明德年度慈善拍卖会现场。
李慧雯是跟着岑氏集团慈善基金会的同事一起来的,岑氏每年都会参与这项活动,既是支持教育和慈善事业,也是来维系与各大家族的关系。
入场时,李慧雯就在想,今天终于能见到那位让自家上司屡次破例关注的乔小姐了。
拍卖会设在艺术中心,三层挑高的大厅被布置得典雅而不失活力。和往年那种沉闷的展台加竞拍席的例行公事模式不同,今年的会场分成数个主题单元,每个单元都有独立的展陈设计,有学生志愿者讲解,甚至还有互动体验区,看得出来策划花了不少心思。
作为赞助方代表,李慧雯和同事们胸前佩戴着嘉宾证,沿着指示牌缓步参观。
“弄得挺有创意。”同行的基金会王经理评价道,“听说主要是学生会主导策划的,现在的孩子确实厉害。”
“那是,你看那边,沈家大小姐沈清辞都在当志愿者呢,她也参与策划,能不高规格吗?”另一个同事接话,“而且,今天小岑总也来了。”
李慧雯顺着同事的目光看去,她上司站在“科技创新与社会责任”单元附近,正和几位校董交谈。
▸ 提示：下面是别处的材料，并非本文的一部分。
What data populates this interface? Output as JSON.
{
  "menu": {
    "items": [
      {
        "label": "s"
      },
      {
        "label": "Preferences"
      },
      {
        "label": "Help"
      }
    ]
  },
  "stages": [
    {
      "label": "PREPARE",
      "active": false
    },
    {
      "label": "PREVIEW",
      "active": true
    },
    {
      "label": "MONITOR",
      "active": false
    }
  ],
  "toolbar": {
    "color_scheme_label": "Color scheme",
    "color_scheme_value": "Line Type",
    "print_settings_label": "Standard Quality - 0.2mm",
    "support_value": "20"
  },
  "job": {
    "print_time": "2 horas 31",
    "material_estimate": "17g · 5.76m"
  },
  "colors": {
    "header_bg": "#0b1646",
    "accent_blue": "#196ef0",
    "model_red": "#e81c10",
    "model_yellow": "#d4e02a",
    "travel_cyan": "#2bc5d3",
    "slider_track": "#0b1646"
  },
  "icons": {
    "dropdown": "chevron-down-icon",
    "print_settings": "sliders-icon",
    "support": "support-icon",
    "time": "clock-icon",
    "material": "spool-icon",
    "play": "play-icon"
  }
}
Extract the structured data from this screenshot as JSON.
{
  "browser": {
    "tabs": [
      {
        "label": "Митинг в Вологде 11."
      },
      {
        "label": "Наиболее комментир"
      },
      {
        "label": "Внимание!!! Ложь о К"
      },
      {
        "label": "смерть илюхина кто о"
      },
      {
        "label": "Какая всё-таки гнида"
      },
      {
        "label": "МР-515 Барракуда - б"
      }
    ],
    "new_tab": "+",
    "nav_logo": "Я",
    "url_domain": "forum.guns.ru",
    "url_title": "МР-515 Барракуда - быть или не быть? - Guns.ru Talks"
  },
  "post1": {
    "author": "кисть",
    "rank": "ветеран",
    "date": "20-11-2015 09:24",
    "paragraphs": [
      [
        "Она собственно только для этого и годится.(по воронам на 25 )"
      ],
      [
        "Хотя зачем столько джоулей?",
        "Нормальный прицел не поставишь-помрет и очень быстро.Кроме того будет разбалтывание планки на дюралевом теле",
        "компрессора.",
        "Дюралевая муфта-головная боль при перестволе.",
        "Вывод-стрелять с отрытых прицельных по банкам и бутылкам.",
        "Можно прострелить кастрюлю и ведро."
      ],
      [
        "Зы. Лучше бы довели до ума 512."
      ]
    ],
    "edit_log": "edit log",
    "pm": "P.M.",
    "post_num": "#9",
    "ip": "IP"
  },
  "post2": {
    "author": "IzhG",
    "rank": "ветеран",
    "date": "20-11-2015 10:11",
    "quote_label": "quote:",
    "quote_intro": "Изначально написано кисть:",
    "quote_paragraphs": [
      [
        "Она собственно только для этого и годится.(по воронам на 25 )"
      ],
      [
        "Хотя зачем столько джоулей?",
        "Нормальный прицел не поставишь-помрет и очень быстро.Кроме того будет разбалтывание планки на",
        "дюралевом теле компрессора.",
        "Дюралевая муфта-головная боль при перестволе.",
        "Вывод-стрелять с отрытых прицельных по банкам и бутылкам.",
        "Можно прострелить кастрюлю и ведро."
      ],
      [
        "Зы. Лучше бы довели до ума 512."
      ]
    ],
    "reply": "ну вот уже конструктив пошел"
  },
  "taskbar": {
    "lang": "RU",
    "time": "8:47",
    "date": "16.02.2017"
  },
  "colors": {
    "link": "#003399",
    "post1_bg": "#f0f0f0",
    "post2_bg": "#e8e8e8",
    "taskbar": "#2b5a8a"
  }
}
一身剪裁合体的深灰色西装,衬得他气质卓然,即便在一众政商名流中,也丝毫不显稚嫩,自带一种超越年龄的沉稳气场。
作为年纪比他大一轮的下属,她也不得不夸一句少年英才。
“看来岑沈两家联姻是板上钉钉了,小岑总肯定是来给未来太子妃站台的。”
王经理点头:“门当户对,强强联合,多般配。”
岑沈两家联姻的传闻,在圈内早己不是秘密。
只有李慧雯人间清醒。
不然她今天为什么会出现在这里?
昨天小岑总特意交代过她:“明天明德的慈善拍卖会你也去,主要留意乔一苒那个‘对话之间’单元,万一有拍品流拍,你负责匿名拍下。”
所以站台是站台,不过是另有其人。
但很有职业操守的她不能说出来,只能在同事面前装不知情。
“也不一定就是为了沈小姐吧。”李慧雯状似无意地插了一句,“小岑总作为明德学生会主席,出席学校大型活动很正常。”
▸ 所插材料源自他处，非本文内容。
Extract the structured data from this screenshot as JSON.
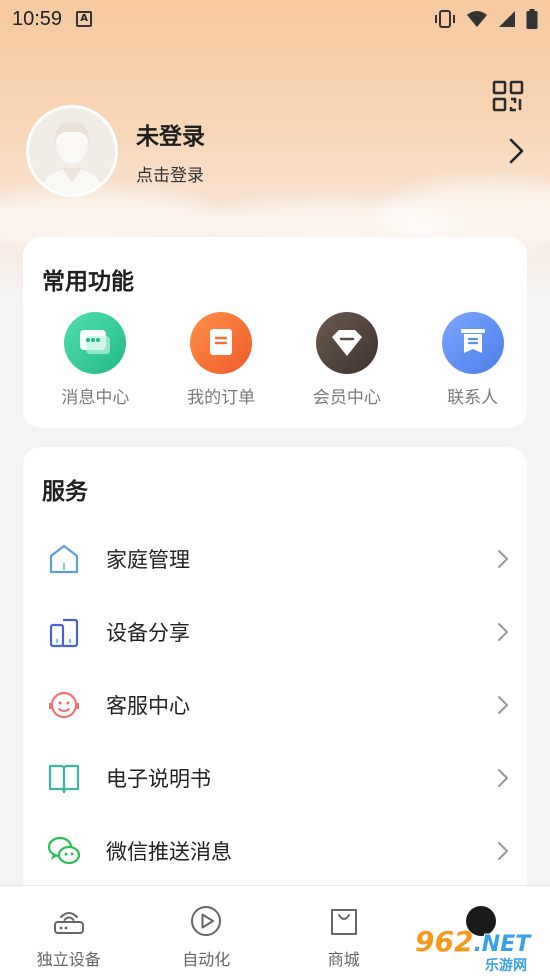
{
  "status_bar": {
    "time": "10:59",
    "notification_icon": "a-icon",
    "right_icons": [
      "vibrate-icon",
      "wifi-icon",
      "signal-icon",
      "battery-icon"
    ]
  },
  "profile": {
    "name": "未登录",
    "subtitle": "点击登录"
  },
  "common_functions": {
    "title": "常用功能",
    "items": [
      {
        "label": "消息中心",
        "icon": "message-icon",
        "color": "#3ccf9a"
      },
      {
        "label": "我的订单",
        "icon": "order-icon",
        "color": "#f4763a"
      },
      {
        "label": "会员中心",
        "icon": "diamond-icon",
        "color": "#5a4a44"
      },
      {
        "label": "联系人",
        "icon": "contacts-icon",
        "color": "#5c8ef2"
      }
    ]
  },
  "services": {
    "title": "服务",
    "items": [
      {
        "label": "家庭管理",
        "icon": "home-icon"
      },
      {
        "label": "设备分享",
        "icon": "device-share-icon"
      },
      {
        "label": "客服中心",
        "icon": "customer-service-icon"
      },
      {
        "label": "电子说明书",
        "icon": "manual-icon"
      },
      {
        "label": "微信推送消息",
        "icon": "wechat-icon"
      }
    ]
  },
  "tabbar": {
    "items": [
      {
        "label": "独立设备",
        "icon": "router-icon"
      },
      {
        "label": "自动化",
        "icon": "play-icon"
      },
      {
        "label": "商城",
        "icon": "shopping-bag-icon"
      },
      {
        "label": "",
        "icon": "profile-icon"
      }
    ]
  },
  "watermark": {
    "main": "962",
    "net": ".NET",
    "sub": "乐游网"
  }
}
“你还太年轻,这么明晃晃的表态都看不出。”同事笑着摇头,显然不认可。
李慧雯不接话,微微一笑,大家都以为她是不想说上司八卦,也没再就这个话题聊下去。
此时拍卖会还没正式开始,来宾可以在各单元自由参观。
“我去那边看看。”李慧雯和同事分开,独自在会场里慢慢走着,最终在“对话之间”主题的单元前停下脚步。
这是就是她今天的来意。
她面前的展柜里是一件明代青花缠枝花卉碗,釉色温润,花纹繁复精美。旁边的电子屏上滚动播放着文字介绍,还有捐出这件拍品的老收藏家亲自录制的音频,讲述这只碗的来历,以及他为什么愿意将它捐出。
电子屏还可以切换页面,看到善款将捐助的对象:某山区残疾儿童康复中心。
配图是笑容纯真的孩子们在简陋但整洁的房子里做康复训练的画面。
李慧雯正看得认真,身边传来一个温柔的声音:“您好,需要我为您介绍一下这件拍品吗?”
她转过头,看见一个穿着明德校服的女孩站在旁边。
女孩胸前挂着志愿者的工作牌,皮肤白皙,五官清秀,最引人注意是那双眼睛,清澈、干净,说话时带着真诚的笑意。
正是乔一苒。
看着她黑顺如缎的长发,李慧雯突然有一瞬间理解上司为什么不想让她剪短了。
不行,这个想法很危险。
李慧雯心里唾弃了一下自己,每个人都应该有对自己形象的管理自由,作为高级牛马的她却做了一件“助纣为虐”的事,还不能宣之于口。
该死的强权世界。
李慧雯暗下吐槽,面上不动声色:“好啊,麻烦你了。”
乔一苒于是认真地讲解起来,从这只碗的工艺特点,到捐赠者的故事,再到善款的详细用途。她的声音温和,条理清晰,显然是做足了功课。
“这些策划都很用心。”李慧雯面听完她的讲解,指了指周围的展陈,“比我们当年读书时厉害多了。”
乔一苒有些腼腆地笑了笑:“是团队一起努力的成果。”
“不过,”李慧雯看着那只青花碗,随口问道,“万一没人拍呢?那些孩子的期待不就落空了?”